Quelques tableaux espagnols – 7/16

Tableau XVIII

La théorie économique s’est développée suite aux problèmes suscités par la question des prix et le déficit de la balance commerciale. Le mémoire adressé par le comptable Luis Ortiz à Felipe II (en 1558) est considéré comme le premier programme de politique mercantiliste destiné à éviter une transaction défavorable entre matières premières et produits manufacturés (un programme qui s’inspire des Flandres) et faire de la protection des produits manufacturés la priorité.

Les autres noms relatifs à l’économie d’alors font partie de la célèbre Escuela de Salamanca. Parmi ces noms, Martín de Azpilcueta et Tomás de Mercado. Martín de Azpilcueta s’attache aux problèmes moraux que posent les transactions commerciales et la spéculation sur les taux de change. Ce faisant, il expose pour la première fois la théorie quantitative de la monnaie. Voir « Comentario resolutorio de cambios » (1556) publié en appendice à « Manual de confesores y penitentes ». Martín de Mercado quant à lui, fort de son expérience à Séville et en Amérique, souligne pour la première fois la relation de cause à effet entre l’arrivée massive de l’argent américain et l’augmentation incontrôlée des prix avec, en conséquence, la dépréciation de la monnaie. Voir « Suma de tratos y contratos » (1571).

Tableau XIX

Lorsque Felipe III arrive au pouvoir, il confie les commandes de son gouvernement au duc de Lerma, un magnat bien plus préoccupé par ses affaires que par celles de son pays. Il gouverne à une époque relativement tranquille au cours de laquelle l’Espagne n’est engagée dans aucun conflit extérieur. Ces conditions auraient pu permettre à un gouvernement responsable de rétablir la santé financière du pays ; mais le gouvernement se limite à la gestion des questions administratives courantes et à l’organisation de quelques opérations insolites comme le déménagement éphémère de la cour à Valladolid, de 1601 à 1606. Ce gouvernement est sans envergure et ne se distingue que par l’expulsion des moriscos.

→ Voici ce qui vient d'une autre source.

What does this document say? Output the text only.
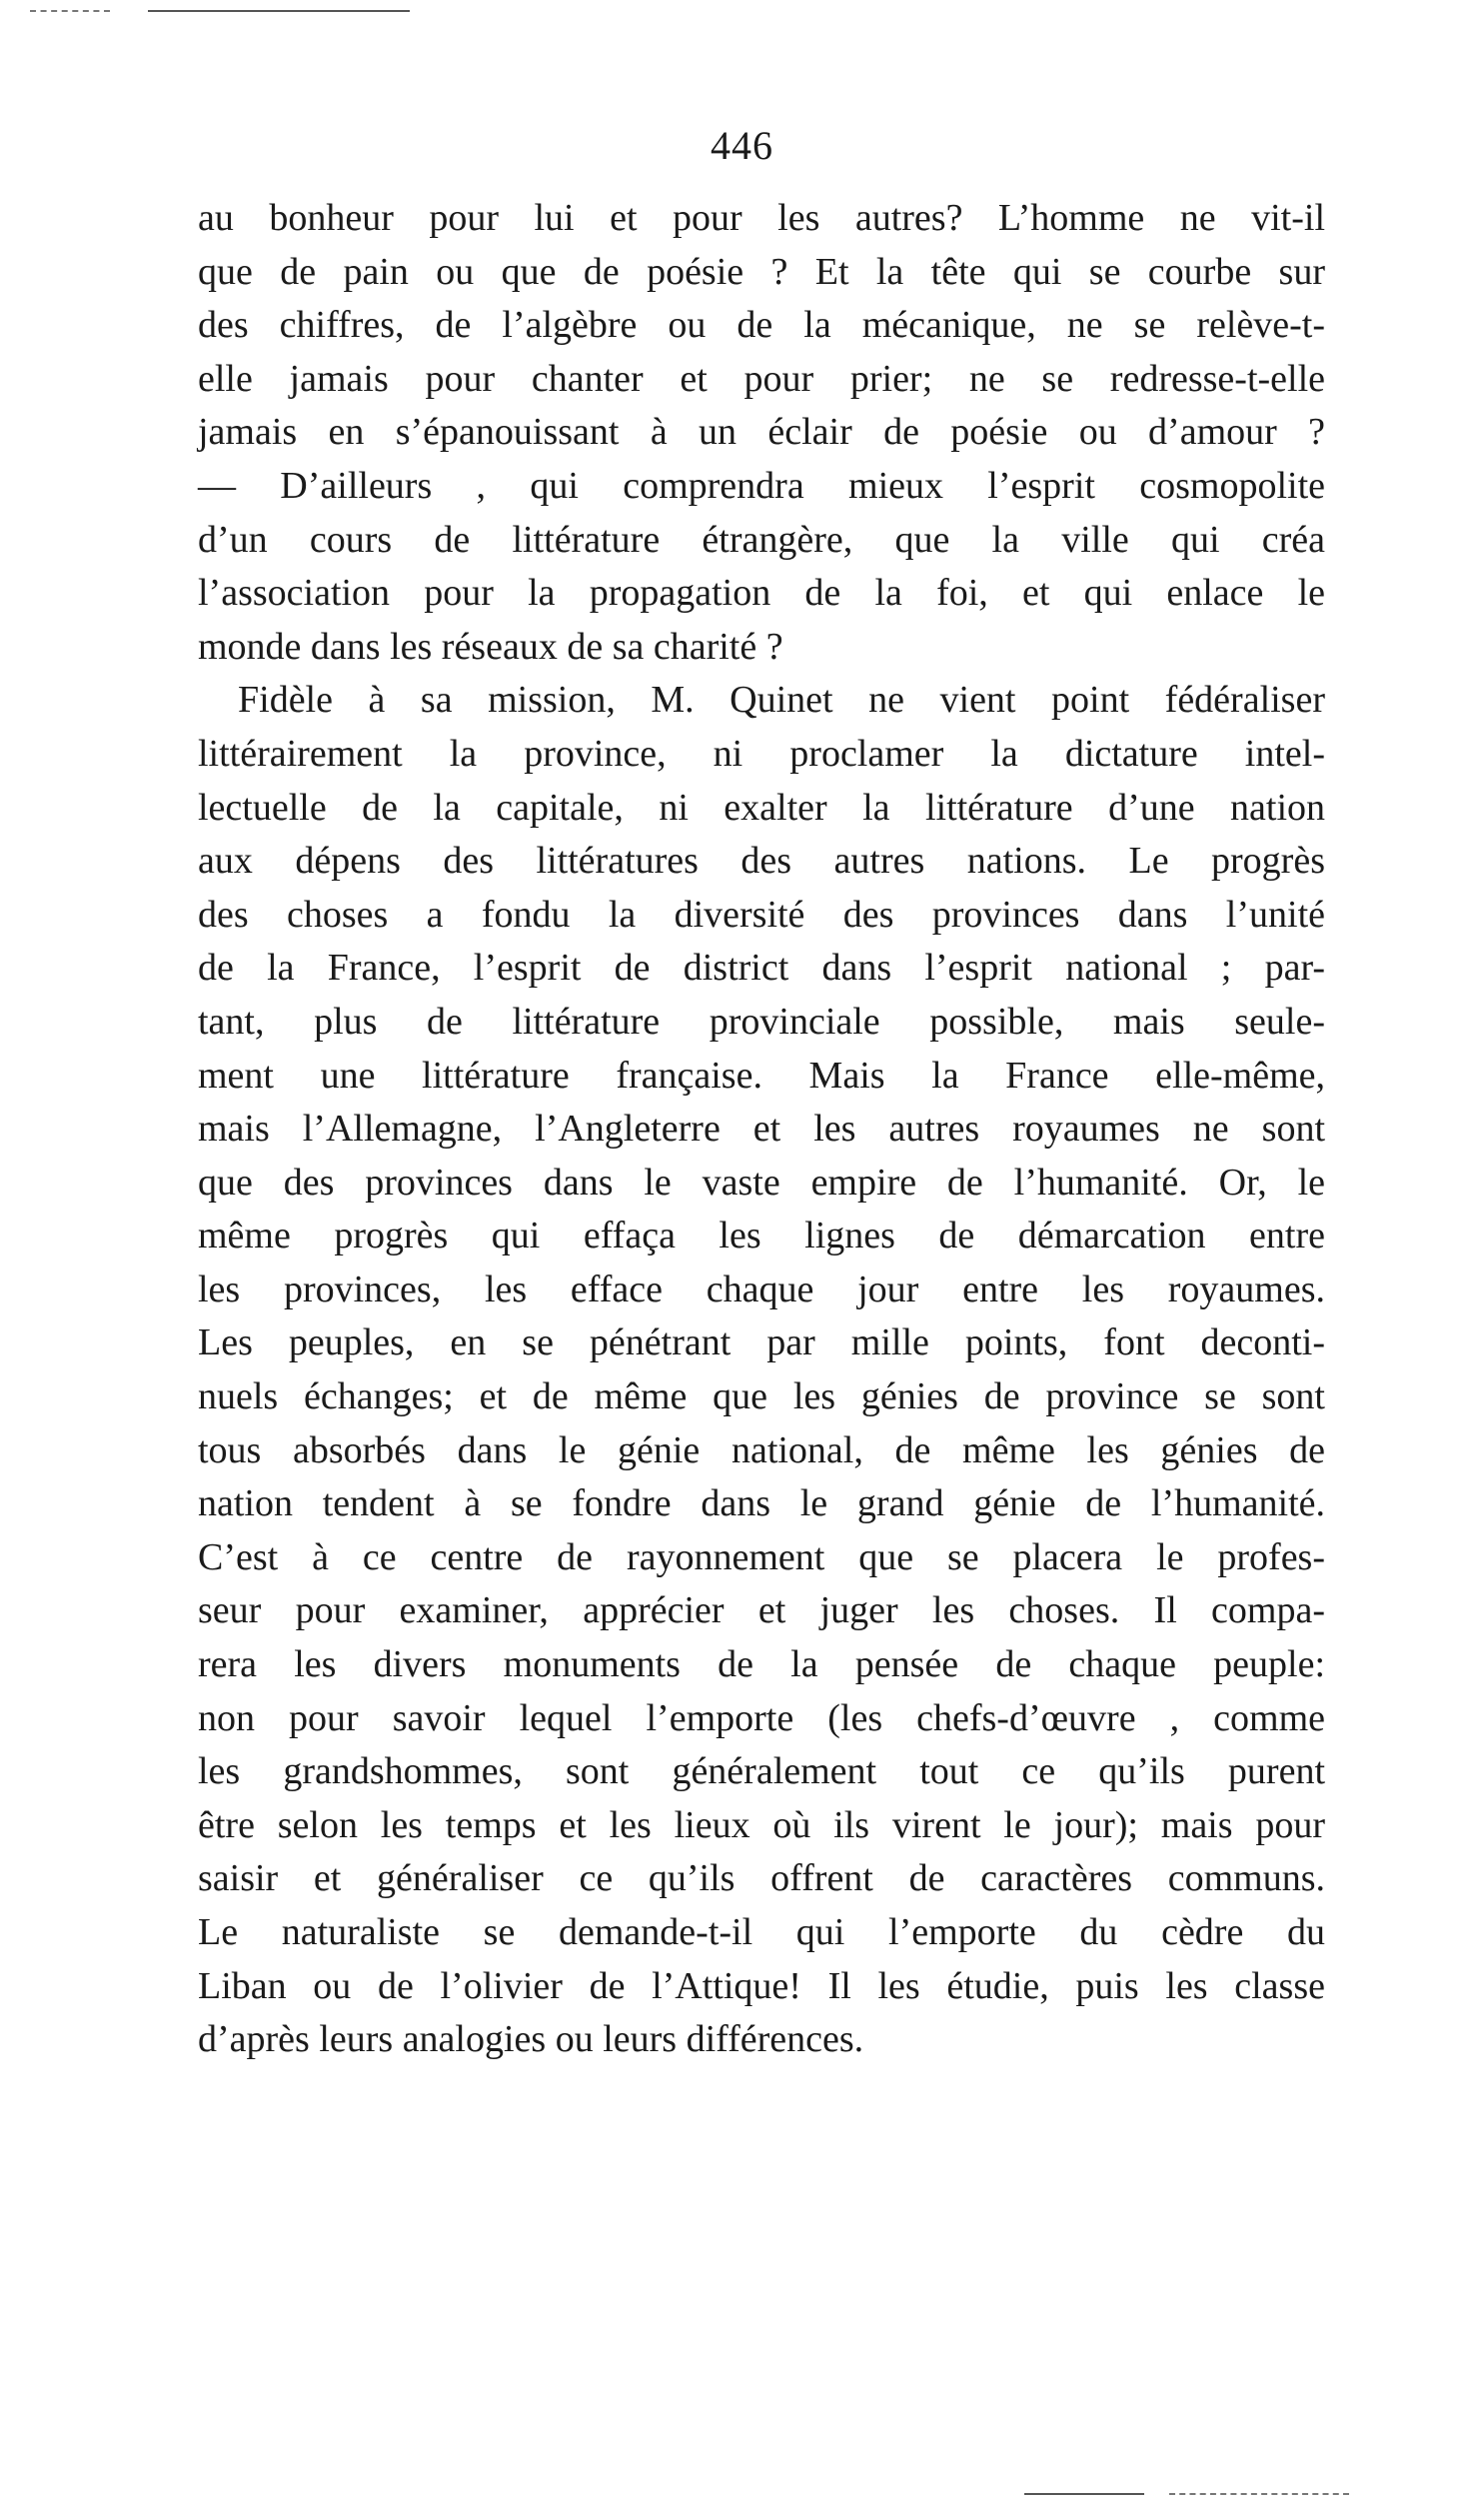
446
au bonheur pour lui et pour les autres? L’homme ne vit-il
que de pain ou que de poésie ? Et la tête qui se courbe sur
des chiffres, de l’algèbre ou de la mécanique, ne se relève-t-
elle jamais pour chanter et pour prier; ne se redresse-t-elle
jamais en s’épanouissant à un éclair de poésie ou d’amour ?
— D’ailleurs , qui comprendra mieux l’esprit cosmopolite
d’un cours de littérature étrangère, que la ville qui créa
l’association pour la propagation de la foi, et qui enlace le
monde dans les réseaux de sa charité ?
Fidèle à sa mission, M. Quinet ne vient point fédéraliser
littérairement la province, ni proclamer la dictature intel-
lectuelle de la capitale, ni exalter la littérature d’une nation
aux dépens des littératures des autres nations. Le progrès
des choses a fondu la diversité des provinces dans l’unité
de la France, l’esprit de district dans l’esprit national ; par-
tant, plus de littérature provinciale possible, mais seule-
ment une littérature française. Mais la France elle-même,
mais l’Allemagne, l’Angleterre et les autres royaumes ne sont
que des provinces dans le vaste empire de l’humanité. Or, le
même progrès qui effaça les lignes de démarcation entre
les provinces, les efface chaque jour entre les royaumes.
Les peuples, en se pénétrant par mille points, font deconti-
nuels échanges; et de même que les génies de province se sont
tous absorbés dans le génie national, de même les génies de
nation tendent à se fondre dans le grand génie de l’humanité.
C’est à ce centre de rayonnement que se placera le profes-
seur pour examiner, apprécier et juger les choses. Il compa-
rera les divers monuments de la pensée de chaque peuple:
non pour savoir lequel l’emporte (les chefs-d’œuvre , comme
les grandshommes, sont généralement tout ce qu’ils purent
être selon les temps et les lieux où ils virent le jour); mais pour
saisir et généraliser ce qu’ils offrent de caractères communs.
Le naturaliste se demande-t-il qui l’emporte du cèdre du
Liban ou de l’olivier de l’Attique! Il les étudie, puis les classe
d’après leurs analogies ou leurs différences.
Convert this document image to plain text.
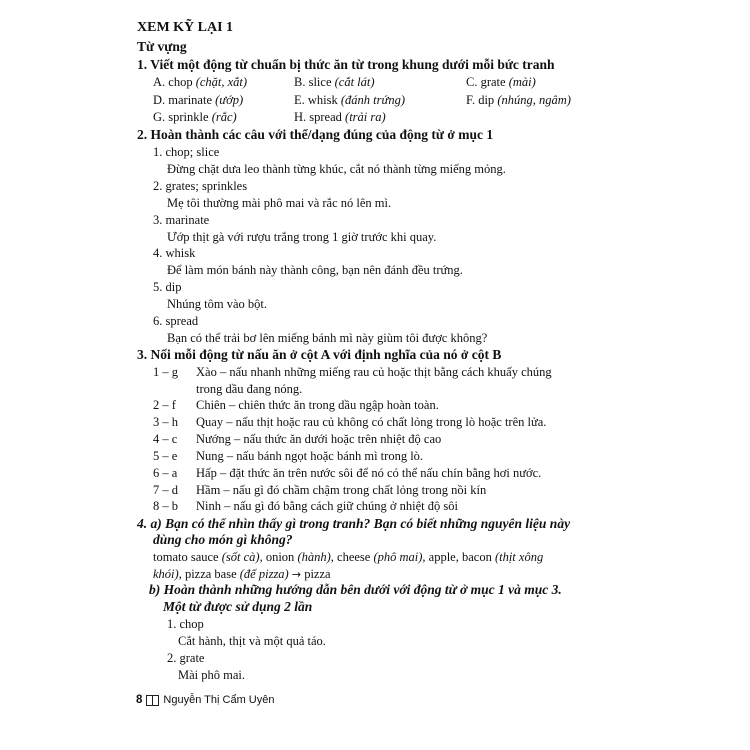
XEM KỸ LẠI 1
Từ vựng
1. Viết một động từ chuẩn bị thức ăn từ trong khung dưới mỗi bức tranh
A. chop (chặt, xắt)	B. slice (cắt lát)	C. grate (mài)
D. marinate (ướp)	E. whisk (đánh trứng)	F. dip (nhúng, ngâm)
G. sprinkle (rắc)	H. spread (trải ra)
2. Hoàn thành các câu với thể/dạng đúng của động từ ở mục 1
1. chop; slice
Đừng chặt dưa leo thành từng khúc, cắt nó thành từng miếng mỏng.
2. grates; sprinkles
Mẹ tôi thường mài phô mai và rắc nó lên mì.
3. marinate
Ướp thịt gà với rượu trắng trong 1 giờ trước khi quay.
4. whisk
Để làm món bánh này thành công, bạn nên đánh đều trứng.
5. dip
Nhúng tôm vào bột.
6. spread
Bạn có thể trải bơ lên miếng bánh mì này giùm tôi được không?
3. Nối mỗi động từ nấu ăn ở cột A với định nghĩa của nó ở cột B
1 – g Xào – nấu nhanh những miếng rau củ hoặc thịt bằng cách khuấy chúng
trong dầu đang nóng.
2 – f Chiên – chiên thức ăn trong dầu ngập hoàn toàn.
3 – h Quay – nấu thịt hoặc rau củ không có chất lỏng trong lò hoặc trên lửa.
4 – c Nướng – nấu thức ăn dưới hoặc trên nhiệt độ cao
5 – e Nung – nấu bánh ngọt hoặc bánh mì trong lò.
6 – a Hấp – đặt thức ăn trên nước sôi để nó có thể nấu chín bằng hơi nước.
7 – d Hầm – nấu gì đó chầm chậm trong chất lỏng trong nồi kín
8 – b Ninh – nấu gì đó bằng cách giữ chúng ở nhiệt độ sôi
4. a) Bạn có thể nhìn thấy gì trong tranh? Bạn có biết những nguyên liệu này
dùng cho món gì không?
tomato sauce (sốt cà), onion (hành), cheese (phô mai), apple, bacon (thịt xông
khói), pizza base (đế pizza) → pizza
b) Hoàn thành những hướng dẫn bên dưới với động từ ở mục 1 và mục 3.
Một từ được sử dụng 2 lần
1. chop
Cắt hành, thịt và một quả táo.
2. grate
Mài phô mai.
8 Nguyễn Thị Cẩm Uyên
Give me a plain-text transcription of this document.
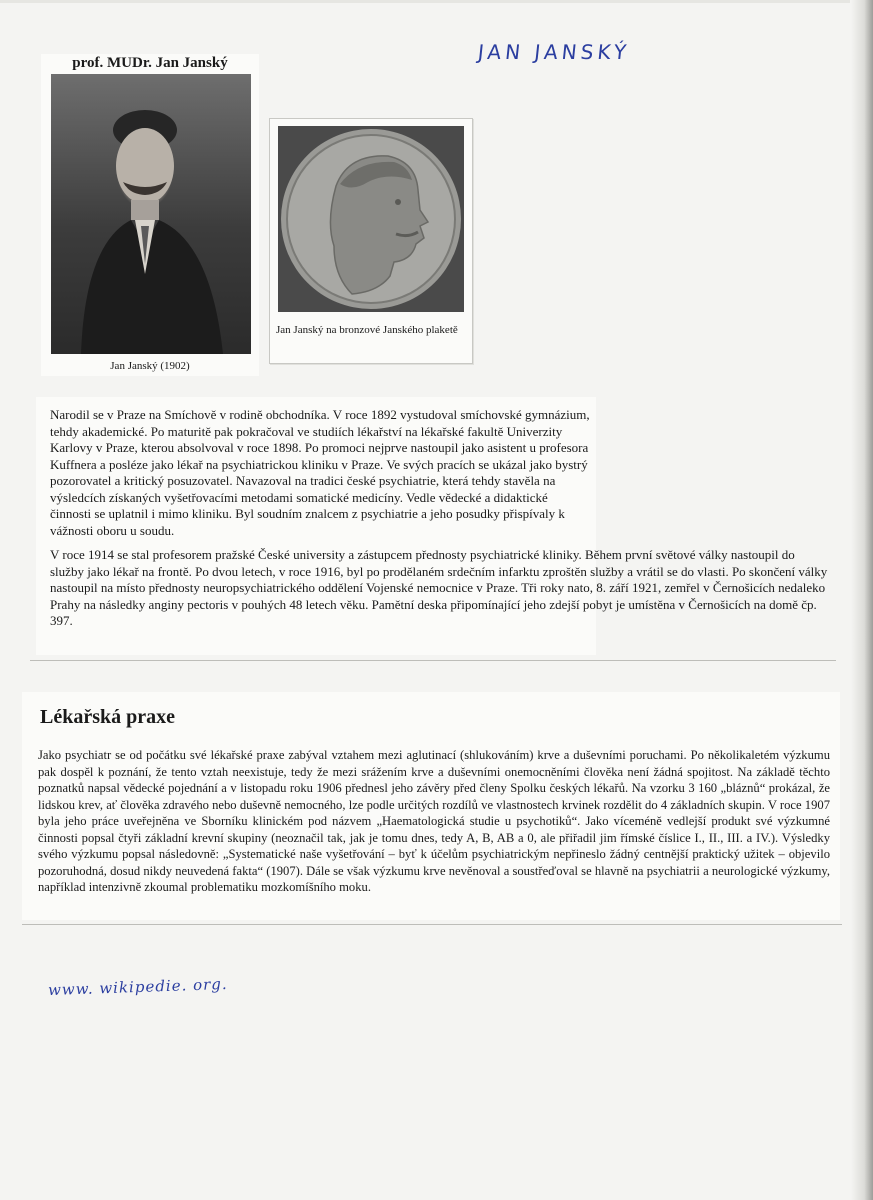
JAN JANSKÝ
prof. MUDr. Jan Janský
Jan Janský (1902)
Jan Janský na bronzové Janského plaketě

Narodil se v Praze na Smíchově v rodině obchodníka. V roce 1892 vystudoval smíchovské gymnázium, tehdy akademické. Po maturitě pak pokračoval ve studiích lékařství na lékařské fakultě Univerzity Karlovy v Praze, kterou absolvoval v roce 1898. Po promoci nejprve nastoupil jako asistent u profesora Kuffnera a posléze jako lékař na psychiatrickou kliniku v Praze. Ve svých pracích se ukázal jako bystrý pozorovatel a kritický posuzovatel. Navazoval na tradici české psychiatrie, která tehdy stavěla na výsledcích získaných vyšetřovacími metodami somatické medicíny. Vedle vědecké a didaktické činnosti se uplatnil i mimo kliniku. Byl soudním znalcem z psychiatrie a jeho posudky přispívaly k vážnosti oboru u soudu.

V roce 1914 se stal profesorem pražské České university a zástupcem přednosty psychiatrické kliniky. Během první světové války nastoupil do služby jako lékař na frontě. Po dvou letech, v roce 1916, byl po prodělaném srdečním infarktu zproštěn služby a vrátil se do vlasti. Po skončení války nastoupil na místo přednosty neuropsychiatrického oddělení Vojenské nemocnice v Praze. Tři roky nato, 8. září 1921, zemřel v Černošicích nedaleko Prahy na následky anginy pectoris v pouhých 48 letech věku. Pamětní deska připomínající jeho zdejší pobyt je umístěna v Černošicích na domě čp. 397.

Lékařská praxe

Jako psychiatr se od počátku své lékařské praxe zabýval vztahem mezi aglutinací (shlukováním) krve a duševními poruchami. Po několikaletém výzkumu pak dospěl k poznání, že tento vztah neexistuje, tedy že mezi srážením krve a duševními onemocněními člověka není žádná spojitost. Na základě těchto poznatků napsal vědecké pojednání a v listopadu roku 1906 přednesl jeho závěry před členy Spolku českých lékařů. Na vzorku 3 160 „bláznů“ prokázal, že lidskou krev, ať člověka zdravého nebo duševně nemocného, lze podle určitých rozdílů ve vlastnostech krvinek rozdělit do 4 základních skupin. V roce 1907 byla jeho práce uveřejněna ve Sborníku klinickém pod názvem „Haematologická studie u psychotiků“. Jako víceméně vedlejší produkt své výzkumné činnosti popsal čtyři základní krevní skupiny (neoznačil tak, jak je tomu dnes, tedy A, B, AB a 0, ale přiřadil jim římské číslice I., II., III. a IV.). Výsledky svého výzkumu popsal následovně: „Systematické naše vyšetřování – byť k účelům psychiatrickým nepřineslo žádný centnější praktický užitek – objevilo pozoruhodná, dosud nikdy neuvedená fakta“ (1907). Dále se však výzkumu krve nevěnoval a soustřeďoval se hlavně na psychiatrii a neurologické výzkumy, například intenzivně zkoumal problematiku mozkomíšního moku.

www. wikipedie. org.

Les Rois Catholiques avaient expulsé les Juifs afin de confirmer l’unité religieuse du royaume. Les moriscos avaient été moins durement traités (malgré les deux soulèvements à Grenade, en 1499 et 1568), probablement parce qu’ils constituaient une population beaucoup plus modeste, un réservoir de main-d’œuvre servile qui contribuait à la prospérité des terres de l’aristocratie valencienne. Quoi qu’il en soit, l’expulsion finit par s’imposer comme une solution lorsque la conjoncture économique confirme la baisse de rentabilité des revenus de ces terres et que, parallèlement, l’endettement de cette classe sociale à l’égard de la bourgeoisie censalista permet à des voix de se faire entendre, des voix qui dénoncent une possible alliance entre les moriscos et l’ennemi turc et nord-africain ainsi que la persistance du banditisme (bandolerismo) des monfíes. Par ailleurs, des ecclésiastiques conduits par le prélat Juan de Ribera dénoncent la non assimilation des moriscos et l’échec de leur évangélisation.

Le gouvernement se décide à promulguer le décret d’expulsion en avril 1609. L’opération débute dans le royaume de Valence où les moriscos constituent près d’un tiers de la population. Cette opération est appuyée par un grand déploiement de forces armées afin de venir à bout d’une résistance prévisible (qui se manifeste à La Muela de Cortes et dans la vallée de Laguar) ainsi que d’une flotte importante destinée à transporter les moriscos vers les côtes d’Afrique du Nord, un processus qui ne s’achèvera qu’en 1614.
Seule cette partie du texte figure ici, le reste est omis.